- Born: September 22, 1974 (age 51) Nuremberg, Bavaria, Germany
- Occupations: Entrepreneur, author and investor

= Florian Roski =

German entrepreneur and male beauty pageant titleholder

Florian Roski (born September 22, 1974 in Nuremberg) is a German entrepreneur, business angel and former Mister Germany.

== Career ==
After graduating from high school, in 1995 Roski started studying business administration at the Friedrich-Alexander-University in Nuremberg. He graduated in 2001 and worked in various companies as an investment controller, head of controlling and accounting.

In 2005, together with a partner, he founded the "four-quarters group", whose managing director and principal shareholder he is. The start-up consulting company of the group now operates under the name "four-quarters EXIST GmbH". Since 2008, Roski has also been a founder and managing director of "IKSOR GmbH" (Family Office & Business Angel) and since 2012 authorized representative of "mein-mikrofinanzierer GmbH", a state-accredited microfinance institution.
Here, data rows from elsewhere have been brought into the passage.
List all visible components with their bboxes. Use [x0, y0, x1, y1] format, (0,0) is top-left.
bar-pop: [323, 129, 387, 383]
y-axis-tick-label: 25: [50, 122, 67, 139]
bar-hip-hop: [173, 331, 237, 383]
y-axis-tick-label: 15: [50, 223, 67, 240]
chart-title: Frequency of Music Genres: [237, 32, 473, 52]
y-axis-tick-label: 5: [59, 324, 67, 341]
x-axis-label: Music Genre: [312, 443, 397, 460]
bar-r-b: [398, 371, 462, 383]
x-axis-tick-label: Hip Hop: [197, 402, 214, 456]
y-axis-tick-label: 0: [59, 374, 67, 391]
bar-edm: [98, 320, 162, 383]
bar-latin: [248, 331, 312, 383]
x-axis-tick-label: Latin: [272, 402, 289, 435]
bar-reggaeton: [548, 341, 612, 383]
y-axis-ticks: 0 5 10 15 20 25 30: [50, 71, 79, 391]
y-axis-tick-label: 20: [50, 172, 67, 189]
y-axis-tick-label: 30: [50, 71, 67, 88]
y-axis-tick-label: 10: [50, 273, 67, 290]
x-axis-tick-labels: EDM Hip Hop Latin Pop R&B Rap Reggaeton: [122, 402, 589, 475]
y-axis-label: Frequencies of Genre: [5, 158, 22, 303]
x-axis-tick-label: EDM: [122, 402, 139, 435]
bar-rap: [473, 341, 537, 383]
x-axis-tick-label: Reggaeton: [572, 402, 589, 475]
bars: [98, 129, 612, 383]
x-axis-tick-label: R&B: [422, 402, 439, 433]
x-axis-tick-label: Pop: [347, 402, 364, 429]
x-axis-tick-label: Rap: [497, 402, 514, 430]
Since August 2012 he has been a lecturer at the ICN Business School Nuremberg and the Technical University Nuremberg Georg-Simon Ohm. During his teaching activities and in addition to his activities as Managing Director of the automotive supplier industry, Florian Roski also continued to educate himself and was studying abroad in Beijing (China) and graduated in December 2006 from the European University of Applied Sciences in Hamburg with the Master of Business Administration (MBA). In 2012 he obtained his doctorate in Business Administration (DBA) from the University of Surrey in England.
Florian Roski is a volunteer student of immigrant students at the Nuremberg association "DEGRIN - Begegnung und Bildung in Vielfalt e.V.”

== Mister Germany ==
In 1999, Florian Roski took part in the election to Mister Germany. After first winning the title "Mister South Germany", he prevailed in Berlin in the election at the Estrel Festival Center against his remaining competitors and won the title "Mister Germany 1999".

== Awards ==

- The Panzerknacker Book Prize Winner (listener price)
- TOP CONSULTANT - The Best Consultants of the German middle class - 1st place 2016
- 5-Euro-Business - 1st place with the project "Lerntüte"

== Books ==

- Das 1x1 des Immobilien Millionärs. Education Punk, Nuremberg 2016, ISBN 978-3-95471-521-3.
- Warum Immobilien King sind - by Dr. Florian Roski. Education Punk, Nuremberg 2017, ISBN 978-3-9817888-3-9.
- The ABC's of a Real Estate Millionaire: The German Way (English Edition), Nuremberg 2019, ISBN 978-3-9817888-4-6.